Throughout the facilities at the Waste Isolation Pilot Plant, numerous projects continued to upgrade the facility that disposes of nuclear waste underground and allow it to continue its mission.
A two-month pause in primary operations – disposal of nuclear waste and mining space to do so – was completed earlier this year at the Waste Isolation Pilot Plant, it’s longest annual maintenance outage to date that saw almost 100 projects completed in the underground and at the surface.
Meanwhile, WIPP is underway with renewing its operating permit with the State of New Mexico, which could extend its lifetime beyond 2024 as was prescribed in the past permit.
While extensive infrastructure construction projects were planned and completed at the facility, the Carlsbad Current-Argus asked for an update on the biggest projects underway at the repository.
Here are the top developments at WIPP taken on at the site and expected to be completed in the coming years.
A massive rebuild of WIPP’s ventilation system began its development phase in 2018, intending to increase airflow for workers both emplacing waste and mining after available air was constricted following an accidental radiological release in 2014 that contaminated parts of the underground.

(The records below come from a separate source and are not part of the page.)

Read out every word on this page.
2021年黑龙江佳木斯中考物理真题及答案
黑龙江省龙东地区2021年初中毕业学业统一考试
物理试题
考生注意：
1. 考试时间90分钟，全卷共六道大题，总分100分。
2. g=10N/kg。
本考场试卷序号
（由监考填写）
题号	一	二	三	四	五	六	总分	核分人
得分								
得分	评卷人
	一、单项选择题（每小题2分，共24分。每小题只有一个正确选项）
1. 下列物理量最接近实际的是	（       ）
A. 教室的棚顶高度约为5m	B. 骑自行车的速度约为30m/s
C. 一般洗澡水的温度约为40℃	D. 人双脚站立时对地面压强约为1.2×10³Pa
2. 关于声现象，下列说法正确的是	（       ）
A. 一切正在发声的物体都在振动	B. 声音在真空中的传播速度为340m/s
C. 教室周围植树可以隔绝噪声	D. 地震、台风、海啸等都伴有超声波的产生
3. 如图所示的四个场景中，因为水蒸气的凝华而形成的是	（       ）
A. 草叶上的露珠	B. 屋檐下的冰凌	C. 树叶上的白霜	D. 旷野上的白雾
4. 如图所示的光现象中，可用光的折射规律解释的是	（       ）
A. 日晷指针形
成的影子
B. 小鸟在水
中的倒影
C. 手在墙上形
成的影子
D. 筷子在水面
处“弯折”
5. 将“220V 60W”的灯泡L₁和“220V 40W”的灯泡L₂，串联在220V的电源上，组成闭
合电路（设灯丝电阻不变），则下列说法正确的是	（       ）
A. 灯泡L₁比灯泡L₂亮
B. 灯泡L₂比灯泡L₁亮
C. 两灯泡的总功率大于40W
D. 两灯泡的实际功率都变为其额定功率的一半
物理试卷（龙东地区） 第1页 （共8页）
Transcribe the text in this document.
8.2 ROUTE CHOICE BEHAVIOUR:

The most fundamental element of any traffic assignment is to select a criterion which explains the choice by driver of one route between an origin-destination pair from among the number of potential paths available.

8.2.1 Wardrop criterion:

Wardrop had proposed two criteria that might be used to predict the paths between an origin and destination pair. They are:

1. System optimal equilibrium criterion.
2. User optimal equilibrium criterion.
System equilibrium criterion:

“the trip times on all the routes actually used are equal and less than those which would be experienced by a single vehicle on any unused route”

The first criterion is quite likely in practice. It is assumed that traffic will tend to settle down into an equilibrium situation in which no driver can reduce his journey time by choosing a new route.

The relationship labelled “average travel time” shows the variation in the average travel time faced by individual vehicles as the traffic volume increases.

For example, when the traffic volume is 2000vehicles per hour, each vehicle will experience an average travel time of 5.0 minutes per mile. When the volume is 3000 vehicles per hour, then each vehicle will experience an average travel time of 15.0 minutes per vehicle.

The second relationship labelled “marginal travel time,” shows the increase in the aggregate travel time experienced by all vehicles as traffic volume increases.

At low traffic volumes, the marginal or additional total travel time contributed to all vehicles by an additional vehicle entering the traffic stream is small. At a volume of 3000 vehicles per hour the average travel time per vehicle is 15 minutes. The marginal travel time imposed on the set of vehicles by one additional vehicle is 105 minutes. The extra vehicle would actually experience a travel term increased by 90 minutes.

Known as the Safety Significant Confinement Ventilation System (SSCVS), the project was expected to cost about $288 million – the largest construction project at WIPP in 30 years – and planned to be completed in 2025.
It would up airflows at WIPP from the 170,000 cubic feet per minute (cfm) available now to 540,000 cfm. That would allow mining and waste emplacement to occur at the same time, meaning more shipments of waste could be emplaced and space for disposal could be created quicker.
The SSCVS will include two new buildings: a salt reduction building to pull salt out of the air and a filter building to add additional filtration.
“The project is really taking shape and it will be hugely beneficial to the success of important national mission,” said Sean Dunagan, president of Nuclear Waste Partnership.
Latest work on the system saw final tie-ins to the stormwater runoff system completed and piping, catch basins and manholes were attached.
Three of 44 concrete foundation pours were conducted at the filter building, and rebar was installed for load-bearing walls.
Walls and slab foundation at the Salt Reduction Building were also complete.
Meanwhile, compressed air lines were being replaced to provide air for underground airlock doors. Compressors were installed on the surface with concrete caps over the trenches holding the lines. Next, 450 feet of connector line was planned, stretching to the underground via the air intake shaft.
A new utility was also being built at WIPP that will provide air intake as well as increased access to the underground.
The shaft will start at the surface and run more than 2,000 feet down into the WIPP underground.
Upcoming work on the shaft, following approval of the permit modification, was a 20-ton piece of angled metal called the plenum to be installed in the shaft to connect ductwork and intake fans on the surface.
Next, the concrete shaft ling will be completed from the plenum to the surface, or collar.
It will require a permit modification underway with the New Mexico Environment Department for further construction and operations and a $75 million contract was awarded for the work.
In total, the project was valued at $197 million.
The completion date for the shaft will depend on approval of the permit modification with the NMED expected to make a decision in late 2021.
To help fight any fires that occur at WIPP, a new fire loop line was to be installed that could move water to where it was needed at the facility.
Two 200,000-gallon water tanks were installed and a new pumphouse was built, along with its electrical system planned to tie into a substation.
The fire loop will run around the SSCVS and utility shaft with new hydrants added to accept larger, 5-inch hoses compared to the current 3.5-inch connections, adding a 66 percent increase in water on the target.
New fire alarms monitors were added along with pull boxes, which connected the system to the site’s Central Monitoring Room.
WIPP’s fire department also replaced a fire truck and added an ambulance and planned to install a fire suppression system in the waste handling buildings.
Power supply and information technology
Two substations on the surface were at the end of their lifetimes, and new stations are being built with electrical outages planned for their installations.
A new switching gear was installed at one of WIPP’s underground substations and a larger area was mined to enlarge the passageway where the station was located.
WIPP’s high-speed, fiber-optic network was being installed in multiple buildings throughout the site, allowing for faster data transmission online.
The site’s new public address (PA) system will address dead zones in the current system, with the contractor’s designed reviewed by Nuclear Waste Partnership and being refined ahead of installation.